Writing in Nature in September, Jianchu Xu, senior scientist at the World Agroforestry Centre and a professor at the Kunming Institute of Botany, Chinese
Academy of Science, echoed concerns about the dangers of planting maladapted tree species in China’s arid environments, noting that native perennial grasses, “with their extensive root systems
would be better protectors of topsoil.”
He also pointed out that plantation forests tend to be driven by commercial considerations. Monoculture plantations that succeed can eventually offer economic benefits in the form of saw
timber, fiber for the pulp and paper industry, rubber, and even food in the form of fruit. But, noted Xu, “Plantation monocultures harbor little diversity; they
provide almost no habitat for the country's many threatened forest species. Plantations generate less leaf litter and other organic inputs than native forests, so soil fauna and flora decrease...
Afforestation in water-stressed regions might provide windbreaks, and tree plantations offer some carbon storage. But these benefits come at a high cost to other ecological
functions.”
What could work? Going native. Beyond protecting what native ecosystems remain, some research suggests that simply preventing further abuse of degraded
ecosystems can allow them to recover.
Chinese ecologist Jiang Gaoming has called for “nurturing the land by the land itself.” In a region of Inner Mongolia called the “Hunshandake sandy land,” his team of researchers has shown
that native grasslands will restore themselves in as little as two years if fencing can be installed to eliminate livestock grazing and other human incursions.

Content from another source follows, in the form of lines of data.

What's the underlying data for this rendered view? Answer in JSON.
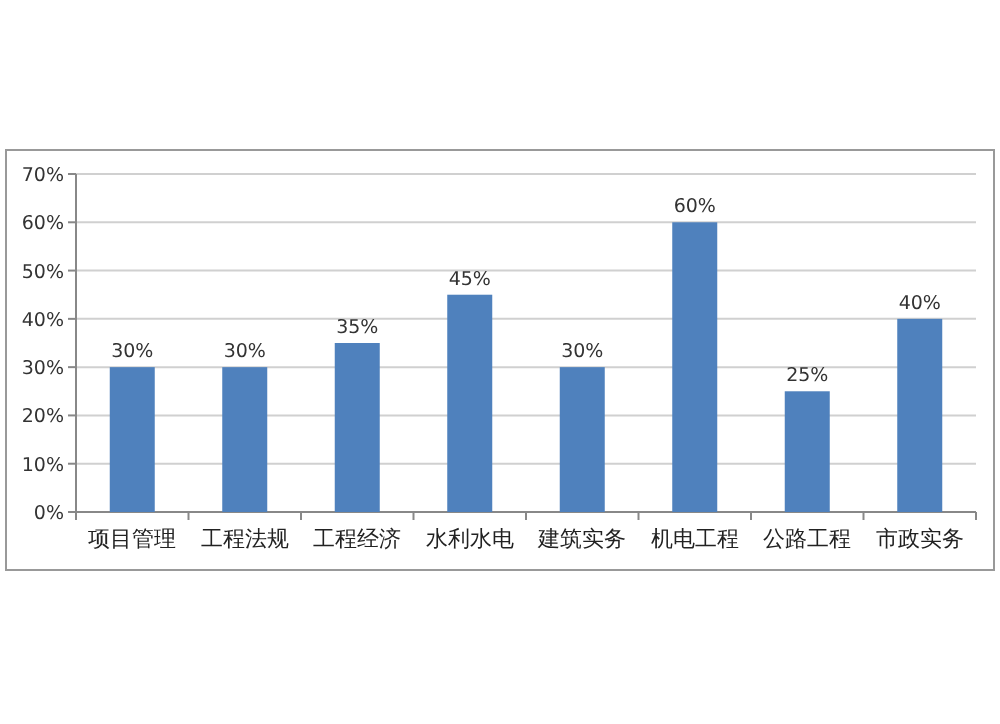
{
  "chart_data": {
    "type": "bar",
    "categories": [
      "项目管理",
      "工程法规",
      "工程经济",
      "水利水电",
      "建筑实务",
      "机电工程",
      "公路工程",
      "市政实务"
    ],
    "values": [
      30,
      30,
      35,
      45,
      30,
      60,
      25,
      40
    ],
    "value_labels": [
      "30%",
      "30%",
      "35%",
      "45%",
      "30%",
      "60%",
      "25%",
      "40%"
    ],
    "color": "#4f81bd",
    "ylim": [
      0,
      70
    ],
    "yticks": [
      {
        "value": 0,
        "label": "0%"
      },
      {
        "value": 10,
        "label": "10%"
      },
      {
        "value": 20,
        "label": "20%"
      },
      {
        "value": 30,
        "label": "30%"
      },
      {
        "value": 40,
        "label": "40%"
      },
      {
        "value": 50,
        "label": "50%"
      },
      {
        "value": 60,
        "label": "60%"
      },
      {
        "value": 70,
        "label": "70%"
      }
    ],
    "grid": "y"
  }
}
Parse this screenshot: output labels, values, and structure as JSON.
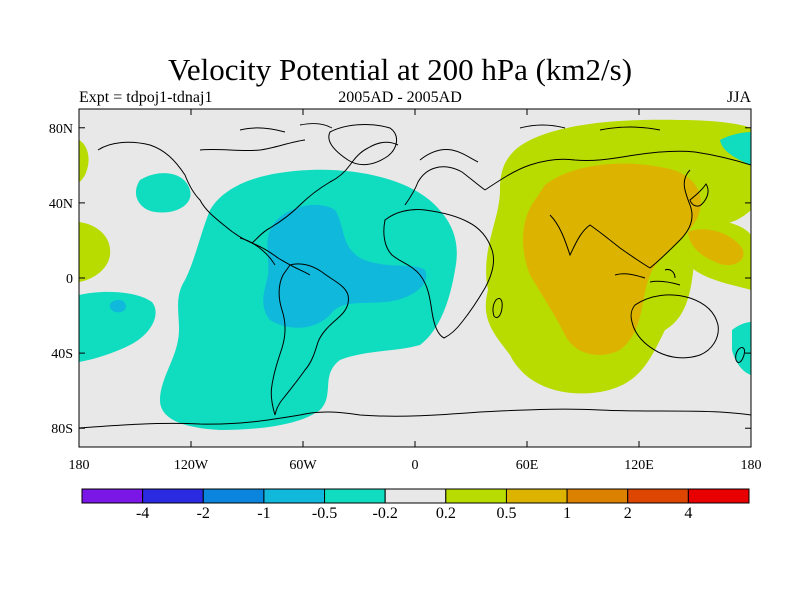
{
  "title": "Velocity Potential at 200 hPa (km2/s)",
  "subtitle_left": "Expt = tdpoj1-tdnaj1",
  "subtitle_center": "2005AD - 2005AD",
  "subtitle_right": "JJA",
  "lat_labels": [
    "80N",
    "40N",
    "0",
    "40S",
    "80S"
  ],
  "lon_labels": [
    "180",
    "120W",
    "60W",
    "0",
    "60E",
    "120E",
    "180"
  ],
  "colorbar": {
    "colors": [
      "#7a16e6",
      "#2a2ae0",
      "#0a84dc",
      "#10b8dc",
      "#10dcc0",
      "#e8e8e8",
      "#b8dc00",
      "#dcb400",
      "#dc8200",
      "#dc4600",
      "#e80000"
    ],
    "labels": [
      "-4",
      "-2",
      "-1",
      "-0.5",
      "-0.2",
      "0.2",
      "0.5",
      "1",
      "2",
      "4"
    ]
  },
  "field_colors": {
    "background": "#e8e8e8",
    "neg_weak": "#10dcc0",
    "neg_mod": "#10b8dc",
    "pos_weak": "#b8dc00",
    "pos_mod": "#dcb400",
    "coast": "#000000"
  }
}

One project underway in a region of Southwest China, under a partnership between Conservation International and China’s Center for Nature and Society, could serve as a better model. In a
100,000-square-mile region that includes ecosystems ranging from coniferous and broadleaf forests, to grasslands, wetlands and bamboo groves, the project has already restored more than 12,000
acres using native species.
In what could be a hopeful turn, China’s State Forestry Administration has indicated that it has gotten the message. The nation’s lead forestry agency has begun collaborating on projects
aimed specifically at restoring native species. The agency is working with the Climate Community and Biodiversity Alliance (CCBA), whose members include Conservation International, the Nature
Conservancy, and the Rainforest Alliance. One of the first of the proposed projects would reforest more than 10,000 acres of severely degraded former forest
lands in five counties in Sichuan province, a mountainous region surrounding the upper reaches of the Yangtze and Daduhe Rivers. The area in general is classified by Chinese environmental
agencies as a “biological hotspot” that includes — where it’s still intact — habitat for the giant panda.
Following new standards developed by CCBA, the project will primarily use native species, including Armand pine, China cedar, and local varieties of fir, spruce, poplar, and alder. In
addition to sequestering a projected 41,000 tons of greenhouse gases annually, the project is projected to create one million person-hours of work in tree planting, thinning, and — once the
forest matures — selective local lumber harvesting.